Reykjavíkurdætur t’offre 30 minutes de live et ça envoie de la paupiette.
Reykjavíkurdætur c’est un collectif de hip hop islandais que j’adore. Elles pétillent la musique. Je veux dire par là que c’est un véritable feu d’artifice. C’est à la fois frais et old school. Le sept est carré mais laisse place à la spontanéité.
Elles sont heureuses d’être ensemble. Elles sont irrévérencieuses. En bref elle défonce le game et il faut que ça soit dit bien fort et bien haut. Le live a été enregistré par l’excellente radio KEXP lors du island airwaves festival.
Si j’ai bien compris, elle devrait sortir un album dans le courant de l’année. Je vous tiendrais au courant bien évidemment.
La bio Reykjavíkurdætur (Daughters of Reykjavík)

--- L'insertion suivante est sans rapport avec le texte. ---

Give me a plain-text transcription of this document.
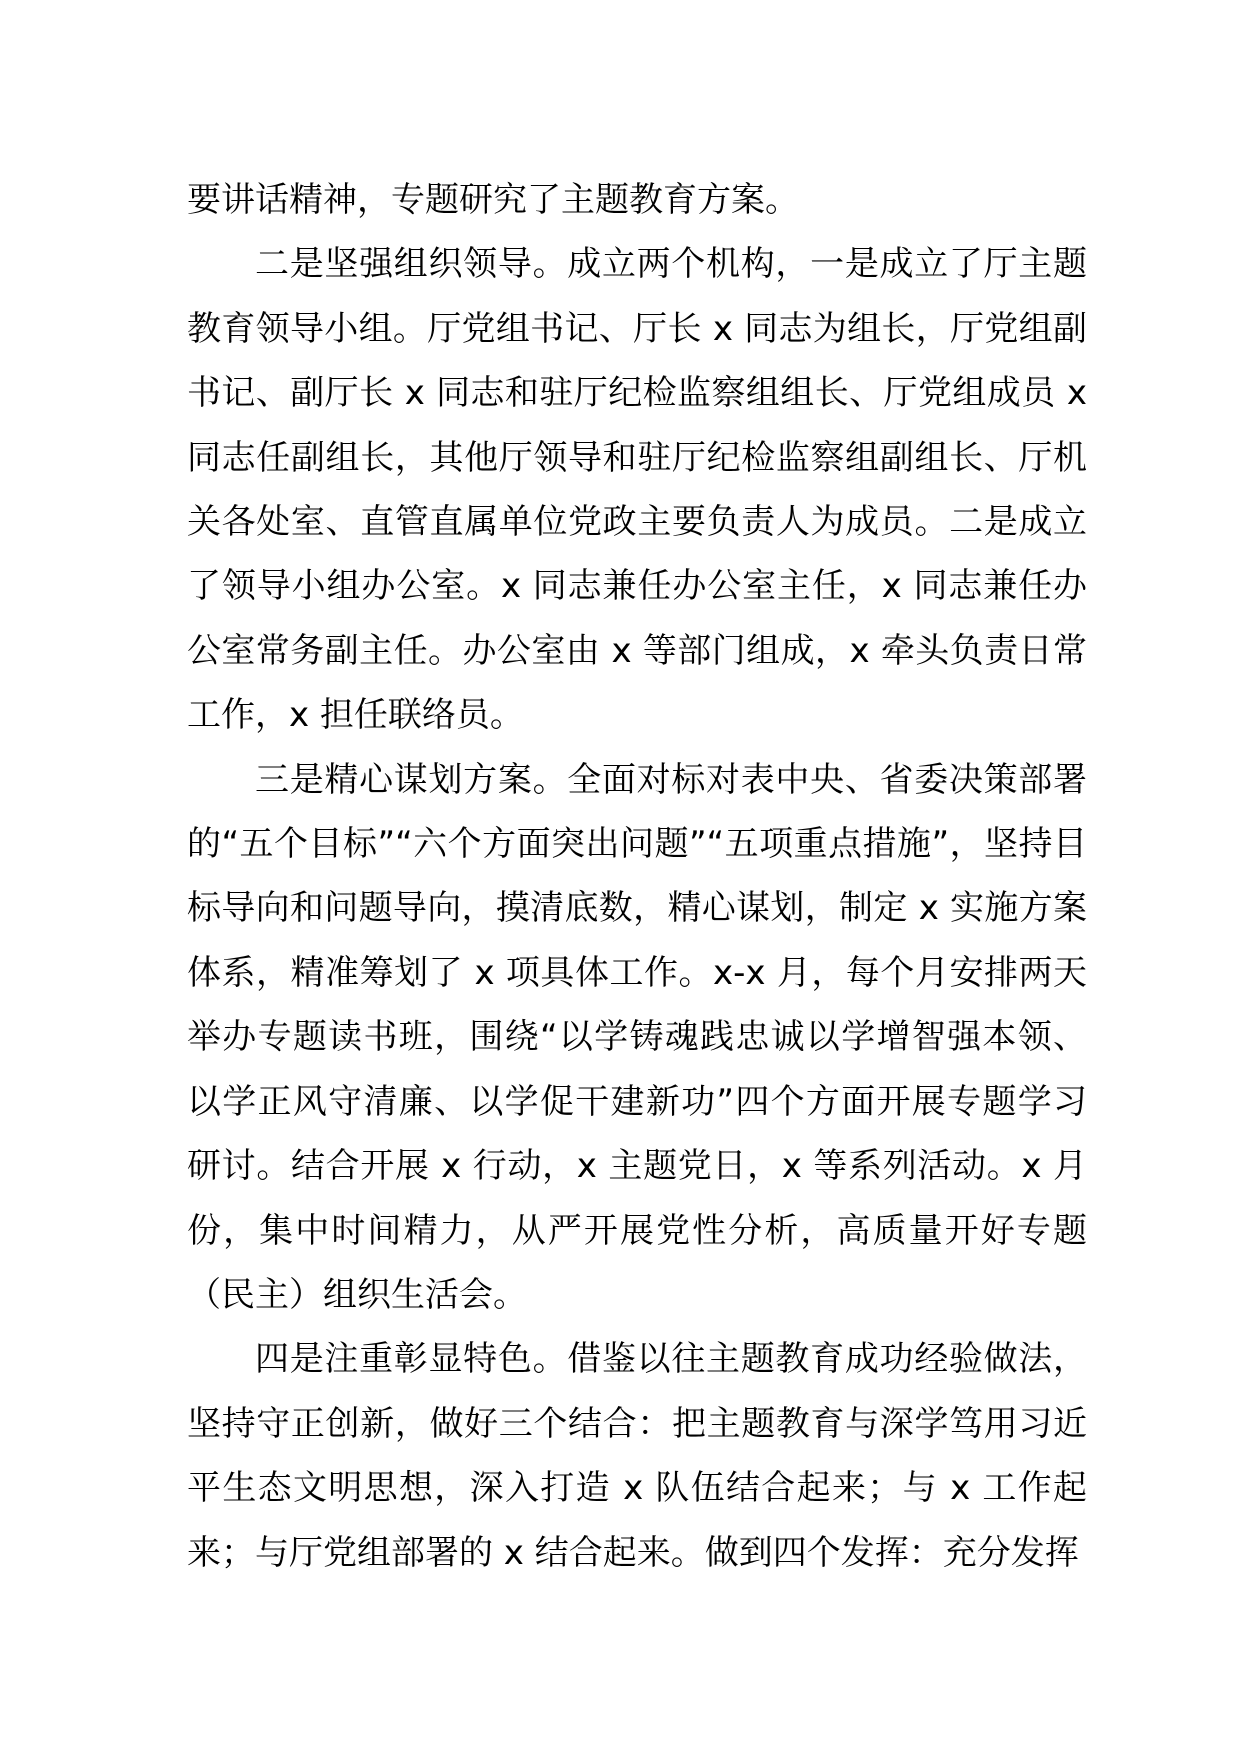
要讲话精神，专题研究了主题教育方案。

二是坚强组织领导。成立两个机构，一是成立了厅主题教育领导小组。厅党组书记、厅长 x 同志为组长，厅党组副书记、副厅长 x 同志和驻厅纪检监察组组长、厅党组成员 x 同志任副组长，其他厅领导和驻厅纪检监察组副组长、厅机关各处室、直管直属单位党政主要负责人为成员。二是成立了领导小组办公室。x 同志兼任办公室主任，x 同志兼任办公室常务副主任。办公室由 x 等部门组成，x 牵头负责日常工作，x 担任联络员。

三是精心谋划方案。全面对标对表中央、省委决策部署的“五个目标”“六个方面突出问题”“五项重点措施”，坚持目标导向和问题导向，摸清底数，精心谋划，制定 x 实施方案体系，精准筹划了 x 项具体工作。x-x 月，每个月安排两天举办专题读书班，围绕“以学铸魂践忠诚以学增智强本领、以学正风守清廉、以学促干建新功”四个方面开展专题学习研讨。结合开展 x 行动，x 主题党日，x 等系列活动。x 月份，集中时间精力，从严开展党性分析，高质量开好专题（民主）组织生活会。

四是注重彰显特色。借鉴以往主题教育成功经验做法，坚持守正创新，做好三个结合：把主题教育与深学笃用习近平生态文明思想，深入打造 x 队伍结合起来；与 x 工作起来；与厅党组部署的 x 结合起来。做到四个发挥：充分发挥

Quand on te dit « Islande », tu penses à quoi ? À des geysers, à la pop éthérée de Björk pour fins de soirées bobos, ou au dernier groupe d’indie-folk barbu qui chante la mélancolie des fjords. Oublie tout ça. Range tes clichés au placard, parce que quand les meufs de Reykjavíkurdætur (ou Daughters of Reykjavík pour ceux qui ont séché les cours de langues nordiques) débarquent, c’est pas pour te susurrer des berceuses près du feu. C’est pour tout cramer.

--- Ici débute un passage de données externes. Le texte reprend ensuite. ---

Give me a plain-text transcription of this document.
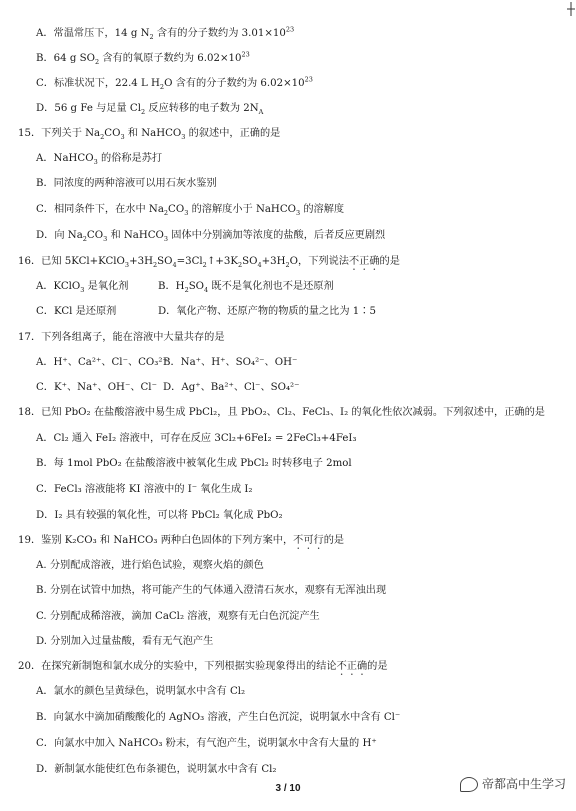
A．常温常压下，14 g $N_2$ 含有的分子数约为 $3.01\times 10^{23}$
B．64 g $SO_2$ 含有的氧原子数约为 $6.02\times 10^{23}$
C．标准状况下，22.4 L $H_2O$ 含有的分子数约为 $6.02\times 10^{23}$
D．56 g Fe 与足量 $Cl_2$ 反应转移的电子数为 $2N_A$
15．下列关于 $Na_2CO_3$ 和 NaHCO$_3$ 的叙述中，正确的是
A．NaHCO$_3$ 的俗称是苏打
B．同浓度的两种溶液可以用石灰水鉴别
C．相同条件下，在水中 $Na_2CO_3$ 的溶解度小于 NaHCO$_3$ 的溶解度
D．向 $Na_2CO_3$ 和 NaHCO$_3$ 固体中分别滴加等浓度的盐酸，后者反应更剧烈
16．已知 $5KCl+KClO_3+3H_2SO_4=3Cl_2↑+3K_2SO_4+3H_2O$，下列说法不正确的是
A．KClO$_3$ 是氧化剂	B．$H_2SO_4$ 既不是氧化剂也不是还原剂
C．KCl 是还原剂	D．氧化产物、还原产物的物质的量之比为 1∶5
17．下列各组离子，能在溶液中大量共存的是
A．H⁺、Ca²⁺、Cl⁻、CO₃²⁻
B．Na⁺、H⁺、SO₄²⁻、OH⁻
C．K⁺、Na⁺、OH⁻、Cl⁻ D．Ag⁺、Ba²⁺、Cl⁻、SO₄²⁻
18．已知 PbO₂ 在盐酸溶液中易生成 PbCl₂，且 PbO₂、Cl₂、FeCl₃、I₂ 的氧化性依次减弱。下列叙述中，正确的是
A．Cl₂ 通入 FeI₂ 溶液中，可存在反应 3Cl₂+6FeI₂ = 2FeCl₃+4FeI₃
B．每 1mol PbO₂ 在盐酸溶液中被氧化生成 PbCl₂ 时转移电子 2mol
C．FeCl₃ 溶液能将 KI 溶液中的 I⁻ 氧化生成 I₂
D．I₂ 具有较强的氧化性，可以将 PbCl₂ 氧化成 PbO₂
19．鉴别 K₂CO₃ 和 NaHCO₃ 两种白色固体的下列方案中，不可行的是
A. 分别配成溶液，进行焰色试验，观察火焰的颜色
B. 分别在试管中加热，将可能产生的气体通入澄清石灰水，观察有无浑浊出现
C. 分别配成稀溶液，滴加 CaCl₂ 溶液，观察有无白色沉淀产生
D. 分别加入过量盐酸，看有无气泡产生
20．在探究新制饱和氯水成分的实验中，下列根据实验现象得出的结论不正确的是
A．氯水的颜色呈黄绿色，说明氯水中含有 Cl₂
B．向氯水中滴加硝酸酸化的 AgNO₃ 溶液，产生白色沉淀，说明氯水中含有 Cl⁻
C．向氯水中加入 NaHCO₃ 粉末，有气泡产生，说明氯水中含有大量的 H⁺
D．新制氯水能使红色布条褪色，说明氯水中含有 Cl₂
3 / 10	帝都高中生学习
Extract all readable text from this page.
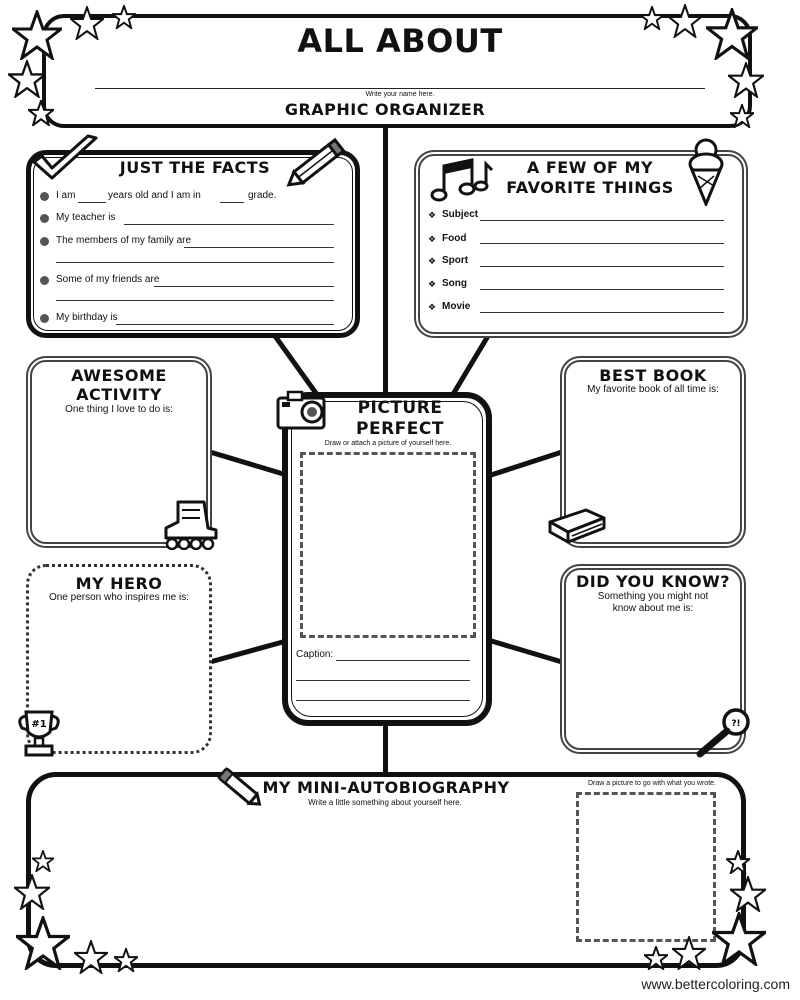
ALL ABOUT
Write your name here.
GRAPHIC ORGANIZER
JUST THE FACTS
I am	years old and I am in	grade.
My teacher is
The members of my family are
Some of my friends are
My birthday is
A FEW OF MY
FAVORITE THINGS
❖ Subject
❖ Food
❖ Sport
❖ Song
❖ Movie
AWESOME
ACTIVITY
One thing I love to do is:
MY HERO
One person who inspires me is:
#1
PICTURE
PERFECT
Draw or attach a picture of yourself here.
Caption:
BEST BOOK
My favorite book of all time is:
DID YOU KNOW?
Something you might not
know about me is:
?!
MY MINI-AUTOBIOGRAPHY
Write a little something about yourself here.
Draw a picture to go with what you wrote.
www.bettercoloring.com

Né en 2013 autour d’une scène libre dans un bar de Reykjavik, ce collectif de rap 100 % féminin a commencé comme un joyeux bordel militant avant de devenir une véritable machine de guerre. Le concept de départ ? Un clan ouvert, à géométrie variable (elles ont été jusqu’à 19 sur scène, imagine les fiches de paie et la logistique des balances), qui s’est aujourd’hui stabilisé en un noyau dur d’une petite dizaine de performeuses prêtes à mordre.
Musicalement, ça donne quoi ? Un hip-hop lourd, ultra-énergétique, teinté d’une insolence brute qui ferait passer pas mal de rappeurs masculins locaux pour des enfants de chœur. Ça kicke en islandais et en anglais, sur des prods massives qui oscillent entre la trap agressive et l’électro-pop bien poisseuse.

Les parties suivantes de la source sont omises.